N Street Follies proposed massing. Image from the Tabard Inn.

Yesterday, the DC Historic Preservation Review Board declined to approve the N Street Follies hotel, proposed for the six boarded-up townhouses on N Street between 17th and 18th Streets, NW. Numerous Dupont residents, including myself, testified against a specific element of the project: its impact on the adjacent Tabard Inn.

The Historic Preservation Office recommended approval because the plan does a nice job of preserving the fronts and rears of the existing townhouses, placing most of the development along the alley in the rear with an interior courtyard between it and the townhouses. However, that arrangement also will drastically block out light from the Tabard.

Having one’s light preserved isn’t an absolute right. My own backyard is fairly shadowed by an adjacent apartment building. But in this case, the zoning rules for the SP-1 zone and the Dupont Circle Overlay specifically do protect light and air. Plus, there’s an odd zoning anomaly at work: the property owner could build residential as of right, but would have a limitation on lot occupancy; to build a hotel, however, requires a special exception, yet that special exception automatically gives an exemption from lot occupancy.

But more importantly, in my opinion, the Tabard is a particularly valuable and historic resource that is worthy of greater consideration. HPRB often navigates difficult decisions about whether to pare down development to protect elements of a historic area. With so many historic areas and so many elements one could call “historic,” how do people who genuinely support preservation but also support development find an appropriate line between allowing everything and allowing nothing?

I believe finding that line means identifying what is particularly historic and cherished by residents enough to place above the value of growing our city. Just because a wall is old or an alley has always had few structures doesn’t make it involate, but an overall architectural style or specific places in a neighborhood can be. Of course, people can disagree about which elements are the valuable ones or which are prized enough to trump development.

In this case, however, almost everyone agrees about the historic value of the Tabard Inn, which ANC Commissioner Mike Silverstein called a “neighborhood treasure,” a phrase I echoed in my own testimony, below and slightly edited for clarity:

Mr. Chairman and members of the Board,

My name is David Alpert. I live in and own a historic townhouse a few blocks north of this property, in the Dupont Circle Historic District. I greatly cherish the historic value of many elements of the Dupont Circle neighborhood, along with our other historic neighborhoods, and participate as a member of the Dupont Circle Conservancy.

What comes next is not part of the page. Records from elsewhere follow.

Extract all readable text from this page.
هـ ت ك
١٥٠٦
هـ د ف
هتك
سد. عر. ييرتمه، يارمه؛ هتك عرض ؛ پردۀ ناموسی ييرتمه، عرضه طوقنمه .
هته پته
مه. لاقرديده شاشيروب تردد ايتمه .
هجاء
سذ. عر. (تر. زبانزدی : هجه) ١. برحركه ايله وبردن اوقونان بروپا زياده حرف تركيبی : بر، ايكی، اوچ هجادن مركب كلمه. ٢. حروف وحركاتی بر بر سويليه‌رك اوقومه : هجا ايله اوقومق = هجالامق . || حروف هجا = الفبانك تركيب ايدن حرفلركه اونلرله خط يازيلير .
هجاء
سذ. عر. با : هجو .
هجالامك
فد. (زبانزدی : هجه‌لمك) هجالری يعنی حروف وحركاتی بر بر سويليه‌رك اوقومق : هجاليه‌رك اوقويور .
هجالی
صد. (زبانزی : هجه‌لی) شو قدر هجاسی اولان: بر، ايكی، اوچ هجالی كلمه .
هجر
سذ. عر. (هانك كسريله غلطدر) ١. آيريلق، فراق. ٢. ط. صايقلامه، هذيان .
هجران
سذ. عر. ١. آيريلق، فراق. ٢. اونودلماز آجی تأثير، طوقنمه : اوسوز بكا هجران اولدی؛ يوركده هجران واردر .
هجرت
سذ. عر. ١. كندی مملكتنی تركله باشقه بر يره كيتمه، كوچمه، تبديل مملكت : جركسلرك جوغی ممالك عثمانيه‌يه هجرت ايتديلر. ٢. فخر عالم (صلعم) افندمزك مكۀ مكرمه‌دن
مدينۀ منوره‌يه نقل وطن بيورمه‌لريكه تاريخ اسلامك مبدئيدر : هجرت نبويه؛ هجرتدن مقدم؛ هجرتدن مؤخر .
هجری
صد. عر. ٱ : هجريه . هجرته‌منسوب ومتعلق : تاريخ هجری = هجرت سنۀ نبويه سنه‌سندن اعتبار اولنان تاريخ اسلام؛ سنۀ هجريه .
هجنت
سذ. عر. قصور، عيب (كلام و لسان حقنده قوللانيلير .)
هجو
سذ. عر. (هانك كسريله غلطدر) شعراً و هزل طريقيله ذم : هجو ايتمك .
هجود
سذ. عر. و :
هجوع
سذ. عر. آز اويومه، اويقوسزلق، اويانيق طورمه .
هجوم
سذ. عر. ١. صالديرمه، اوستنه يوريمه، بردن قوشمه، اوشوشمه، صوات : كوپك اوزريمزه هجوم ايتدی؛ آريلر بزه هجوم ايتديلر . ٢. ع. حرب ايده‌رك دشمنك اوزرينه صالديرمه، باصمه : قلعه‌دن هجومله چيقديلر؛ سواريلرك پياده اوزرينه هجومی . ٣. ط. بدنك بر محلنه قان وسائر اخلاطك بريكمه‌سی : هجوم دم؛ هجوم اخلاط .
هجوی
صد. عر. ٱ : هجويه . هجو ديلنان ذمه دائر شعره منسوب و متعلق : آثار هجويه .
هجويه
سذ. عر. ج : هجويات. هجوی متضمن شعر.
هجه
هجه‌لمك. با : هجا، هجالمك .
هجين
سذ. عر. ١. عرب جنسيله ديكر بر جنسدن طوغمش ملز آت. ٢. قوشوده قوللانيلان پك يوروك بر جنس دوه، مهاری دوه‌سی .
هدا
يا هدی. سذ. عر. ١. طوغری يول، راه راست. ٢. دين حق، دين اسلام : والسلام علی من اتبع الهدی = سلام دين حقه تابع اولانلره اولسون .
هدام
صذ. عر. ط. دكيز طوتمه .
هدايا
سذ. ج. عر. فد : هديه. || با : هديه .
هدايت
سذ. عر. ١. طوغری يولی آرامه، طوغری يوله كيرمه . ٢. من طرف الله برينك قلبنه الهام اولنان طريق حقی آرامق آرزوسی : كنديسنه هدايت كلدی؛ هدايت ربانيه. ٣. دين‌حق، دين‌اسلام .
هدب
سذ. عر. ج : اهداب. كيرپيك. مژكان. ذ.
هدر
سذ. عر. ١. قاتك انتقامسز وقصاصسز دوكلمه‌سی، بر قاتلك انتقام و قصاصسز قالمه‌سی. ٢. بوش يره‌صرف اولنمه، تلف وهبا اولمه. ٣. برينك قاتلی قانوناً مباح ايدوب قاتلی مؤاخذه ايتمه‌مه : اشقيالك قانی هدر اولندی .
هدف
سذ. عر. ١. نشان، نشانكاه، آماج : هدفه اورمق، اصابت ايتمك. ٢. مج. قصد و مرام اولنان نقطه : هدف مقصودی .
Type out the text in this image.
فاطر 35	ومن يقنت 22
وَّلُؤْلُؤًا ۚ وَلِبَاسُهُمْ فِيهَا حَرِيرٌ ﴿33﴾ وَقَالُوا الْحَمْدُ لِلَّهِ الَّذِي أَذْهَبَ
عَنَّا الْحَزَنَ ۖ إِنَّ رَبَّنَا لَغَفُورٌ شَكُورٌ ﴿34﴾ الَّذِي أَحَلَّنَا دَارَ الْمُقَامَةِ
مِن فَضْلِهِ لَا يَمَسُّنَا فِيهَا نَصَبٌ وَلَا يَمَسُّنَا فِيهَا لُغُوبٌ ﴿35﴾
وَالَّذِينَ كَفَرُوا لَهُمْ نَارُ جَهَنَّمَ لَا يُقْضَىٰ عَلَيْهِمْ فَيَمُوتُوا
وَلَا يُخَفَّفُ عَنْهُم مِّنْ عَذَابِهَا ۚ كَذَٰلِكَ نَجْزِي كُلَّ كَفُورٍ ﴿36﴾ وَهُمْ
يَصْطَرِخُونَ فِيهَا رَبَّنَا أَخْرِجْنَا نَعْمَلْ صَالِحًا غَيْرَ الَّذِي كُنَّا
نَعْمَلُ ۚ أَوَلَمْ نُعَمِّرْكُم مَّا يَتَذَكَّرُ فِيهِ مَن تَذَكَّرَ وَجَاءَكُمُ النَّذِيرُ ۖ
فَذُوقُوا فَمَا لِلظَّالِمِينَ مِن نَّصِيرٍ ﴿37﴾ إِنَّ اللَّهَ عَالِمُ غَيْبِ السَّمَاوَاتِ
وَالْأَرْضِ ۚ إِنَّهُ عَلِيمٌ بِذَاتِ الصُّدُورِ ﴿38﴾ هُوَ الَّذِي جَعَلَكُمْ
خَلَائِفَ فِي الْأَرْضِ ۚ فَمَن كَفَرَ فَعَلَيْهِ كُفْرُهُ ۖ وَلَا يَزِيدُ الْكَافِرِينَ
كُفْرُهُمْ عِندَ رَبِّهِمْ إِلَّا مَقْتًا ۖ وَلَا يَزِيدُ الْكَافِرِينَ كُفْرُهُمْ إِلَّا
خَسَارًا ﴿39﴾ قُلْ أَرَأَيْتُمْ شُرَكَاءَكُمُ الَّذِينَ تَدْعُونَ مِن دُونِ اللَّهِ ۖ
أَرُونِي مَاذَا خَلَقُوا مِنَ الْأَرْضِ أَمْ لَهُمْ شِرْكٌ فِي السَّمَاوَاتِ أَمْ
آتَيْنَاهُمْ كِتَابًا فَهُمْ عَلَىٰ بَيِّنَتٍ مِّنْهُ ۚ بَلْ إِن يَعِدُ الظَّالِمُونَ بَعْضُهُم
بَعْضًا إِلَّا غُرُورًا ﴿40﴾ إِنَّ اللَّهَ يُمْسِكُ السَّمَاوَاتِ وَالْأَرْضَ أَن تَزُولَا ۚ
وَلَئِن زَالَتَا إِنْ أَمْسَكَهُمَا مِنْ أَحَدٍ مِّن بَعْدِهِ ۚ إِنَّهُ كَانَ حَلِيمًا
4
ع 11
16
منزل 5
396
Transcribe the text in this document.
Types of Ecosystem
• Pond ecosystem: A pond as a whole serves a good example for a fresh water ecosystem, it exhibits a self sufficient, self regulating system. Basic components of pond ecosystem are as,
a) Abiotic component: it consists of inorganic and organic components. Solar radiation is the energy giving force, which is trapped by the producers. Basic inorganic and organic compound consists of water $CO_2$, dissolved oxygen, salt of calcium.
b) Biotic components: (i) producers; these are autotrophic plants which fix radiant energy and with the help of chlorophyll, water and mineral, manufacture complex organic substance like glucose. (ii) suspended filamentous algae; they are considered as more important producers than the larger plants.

I also edit the Web site Greater Greater Washington, which discusses issues of urbanism, transportation, development, urban planning, and historic preservation in the Washington, DC area. If you read Greater Greater Washington, you will know that I often counsel restraint in using the tools of historic preservation to restrict development, especially in alleys.

I believe that our city should and must grow and accommodate new residents, stores, offices and hotels. I’m not averse to tall buildings, even in Dupont Circle, and in fact live just behind a 10-story apartment building.

When thinking about when and how to wield the tool of limiting a project’s size, we should think about the purpose behind HP. Everyone may have a different definition, but I believe HP’s role is to identify and preserve those elements of a neighborhood or structure that are special and cherished by neighbors and the city as a while. And I believe that the Tabard is one of the most precious of those historic elements.

Walking into the Tabard’s lobby, one is virtually transported back in time to an era when DC had many charming, old inns. Now, the Tabard is one of the few that remain, and its presence is indeed a neighborhood treasure.

Since it serves the public, it provides this historic experience not just for residents or a select few but anyone who wishes to utilize its services. My family chose to rent out space in the Tabard for the rehearsal diner for my wedding because we wanted to give guests that historic experience and expose them to a part of Washington’s history much more special to me than the monuments and museums. (I did not yet know Jeremiah Cohen, the Tabard’s owner, at the time.)

If historic preservation is to protect this district, it must protect most of all those most significant treasures. I welcome a hotel on this site and urge you to allow some development of this property. However, I also urge you to require that the building step back from the Tabard’s garden to a sufficient extent to protect the sunlight that currently illuminates the parachute.

The rear addition could simply comprise one story at its eastern end, ramping up to its proposed height at its western end. That would necessitate moving the bridge fro the old to the new, or including two elevators instead of one, but such a restriction would leave ample building envelope for an addition that still preserves the rears of the historic townhouses.

This Board has worked hard in recent years to strike a balance between allowing growth and preserving what is valuable and historic. In this case, striking that balance must include protecting the Tabard’s garden and the light that reaches it. Thank you.